Enantioselective biotransformation of sterically hindered amine substrates by the fungus Stemphylium lycopersici

Abstract

Aims: To screen 20 micro-organisms for ω-transaminase (ω-TA) activity by the kinetic resolution of rac-1-phenylethylamine, followed by testing rac-amines of pharmaceutical interest with bulky substituents and to conduct the asymmetric synthesis of a chiral amine. Methods and Results: Stemphylium lycopersici was selected as the best biocatalyst. By the central composite rotatable design (CCRD), it was found that, at lower pH (5·5 and 6·5), the lyophilized micro-organism biocatalysed the kinetic resolution of rac-1-phenylethylamine with 99% enantiomeric excess (e.e.) ((R)-enantiomer) with acetophenone conversions ranged from 41 to 45%. Interestingly, the lyophilized crude enzymatic extract lead to better results at pH from 7·0 to 9·0, with conversions up to 47% and about 99% e.e.
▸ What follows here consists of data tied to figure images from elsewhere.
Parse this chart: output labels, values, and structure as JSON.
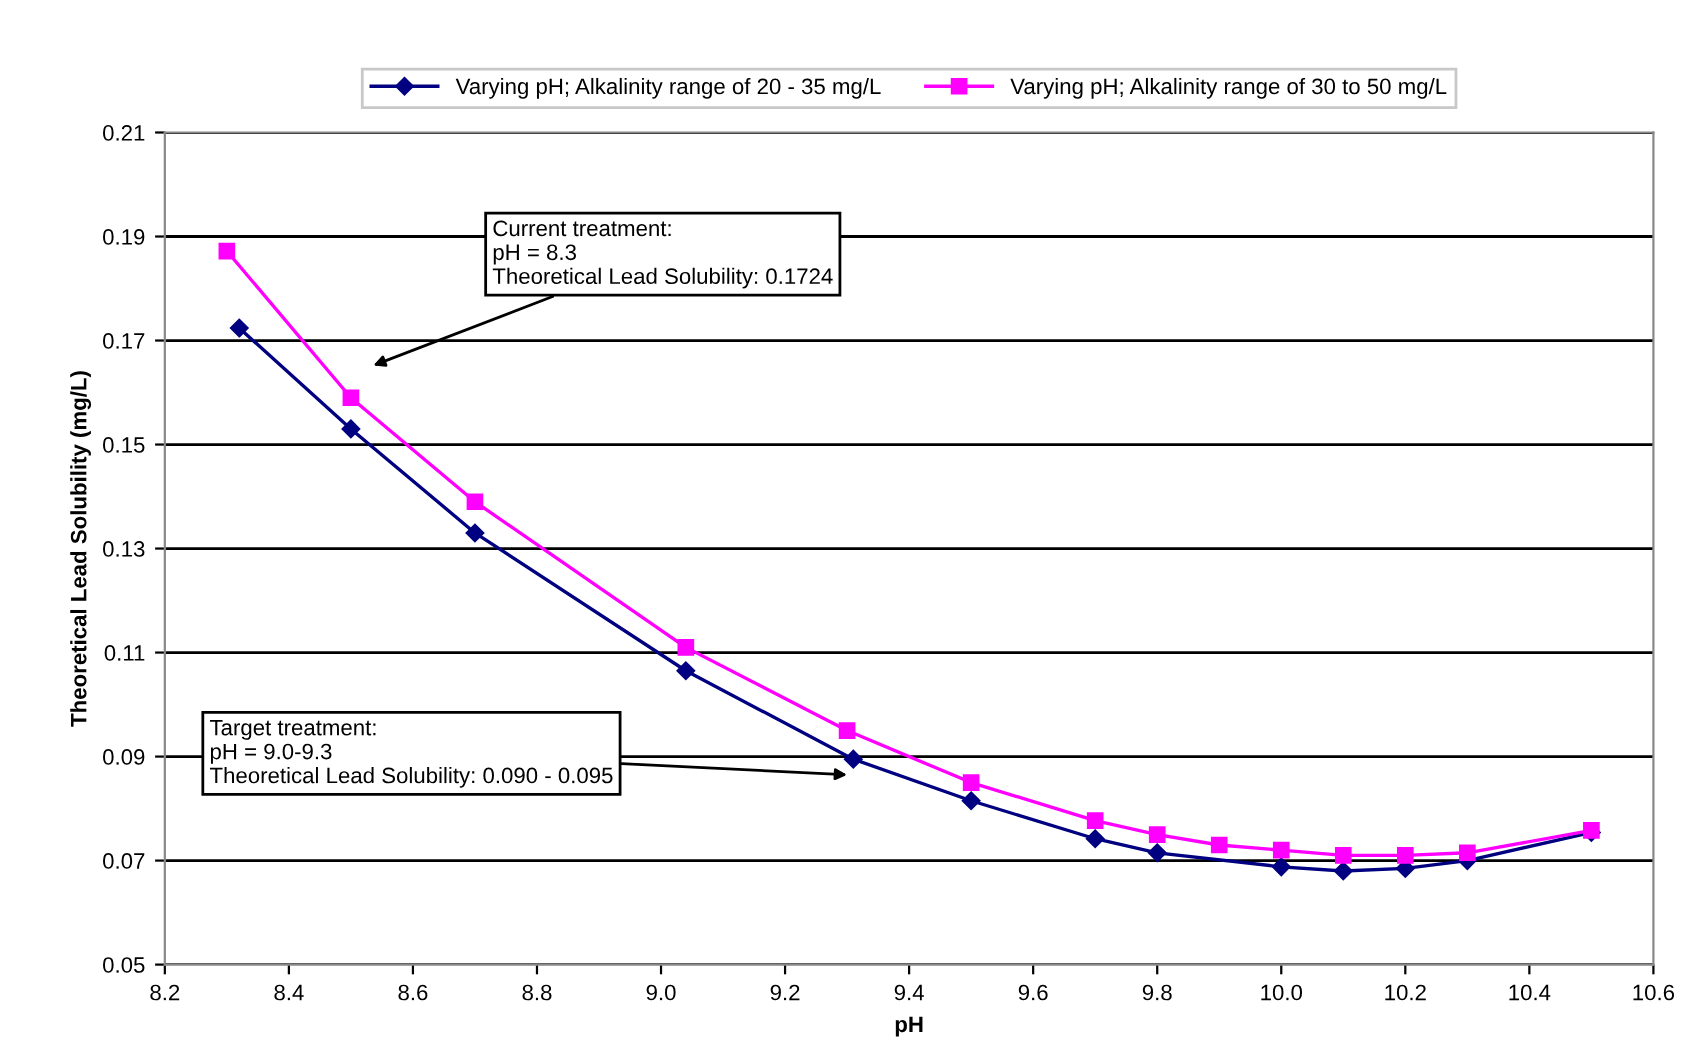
{
  "chart_data": {
    "type": "line",
    "xlabel": "pH",
    "ylabel": "Theoretical Lead Solubility (mg/L)",
    "xlim": [
      8.2,
      10.6
    ],
    "xticks": [
      {
        "value": 8.2,
        "label": "8.2"
      },
      {
        "value": 8.4,
        "label": "8.4"
      },
      {
        "value": 8.6,
        "label": "8.6"
      },
      {
        "value": 8.8,
        "label": "8.8"
      },
      {
        "value": 9.0,
        "label": "9.0"
      },
      {
        "value": 9.2,
        "label": "9.2"
      },
      {
        "value": 9.4,
        "label": "9.4"
      },
      {
        "value": 9.6,
        "label": "9.6"
      },
      {
        "value": 9.8,
        "label": "9.8"
      },
      {
        "value": 10.0,
        "label": "10.0"
      },
      {
        "value": 10.2,
        "label": "10.2"
      },
      {
        "value": 10.4,
        "label": "10.4"
      },
      {
        "value": 10.6,
        "label": "10.6"
      }
    ],
    "ylim": [
      0.05,
      0.21
    ],
    "yticks": [
      0.05,
      0.07,
      0.09,
      0.11,
      0.13,
      0.15,
      0.17,
      0.19,
      0.21
    ],
    "grid": "y",
    "legend": "top",
    "line_style": "solid",
    "series": [
      {
        "name": "Varying pH; Alkalinity range of 20 - 35 mg/L",
        "color": "#000080",
        "marker": "diamond",
        "x": [
          8.32,
          8.5,
          8.7,
          9.04,
          9.31,
          9.5,
          9.7,
          9.8,
          10.0,
          10.1,
          10.2,
          10.3,
          10.5
        ],
        "values": [
          0.1724,
          0.153,
          0.133,
          0.1065,
          0.0895,
          0.0815,
          0.0742,
          0.0715,
          0.0688,
          0.068,
          0.0685,
          0.07,
          0.0754
        ]
      },
      {
        "name": "Varying pH; Alkalinity range of 30 to 50 mg/L",
        "color": "#ff00ff",
        "marker": "square",
        "x": [
          8.3,
          8.5,
          8.7,
          9.04,
          9.3,
          9.5,
          9.7,
          9.8,
          9.9,
          10.0,
          10.1,
          10.2,
          10.3,
          10.5
        ],
        "values": [
          0.1872,
          0.159,
          0.139,
          0.111,
          0.095,
          0.085,
          0.0777,
          0.075,
          0.073,
          0.072,
          0.071,
          0.071,
          0.0715,
          0.0758
        ]
      }
    ],
    "annotations": [
      "Current treatment:\npH = 8.3\nTheoretical Lead Solubility: 0.1724",
      {
        "text": "Target treatment:\npH = 9.0-9.3\nTheoretical Lead Solubility: 0.090 - 0.095",
        "x": 9.3,
        "y": 0.0865
      }
    ]
  }
}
We also attested that as much as higher is the pyruvate (amino acceptor) concentration, higher is the acetophenone conversion, corroborating the presence of ω-TA-type enzymes. Among different sterically hindered racemic amines tested, rac-1,2,3,4-tetrahydro-1-naphthylamine and rac-phenylbutylamine were satisfactorily kinetically resolved in up to 91% e.e. (R). The results for the asymmetric synthesis showed excellent conversion (>85%) for the S-1-phenylethylamine, indicating (S)-stereopreference. Conclusion: Stemphylium lycopersici showed to be an important tool for broader substrate scope transaminases and a relevant player on the development of new biocatalysts with ability in asymmetric synthesis reactions. Significance and Impact of the Study: Here in, we contribute to the improvement of the biocatalytic toolbox for chiral amines synthesis. Interestingly, we have found that the crude enzymatic extract of the endophytic fungus S. lycopersici could accept bulky substrates with reasonable activity, compared to the wild-type transaminase already published over literature, and with high enantioselectivity.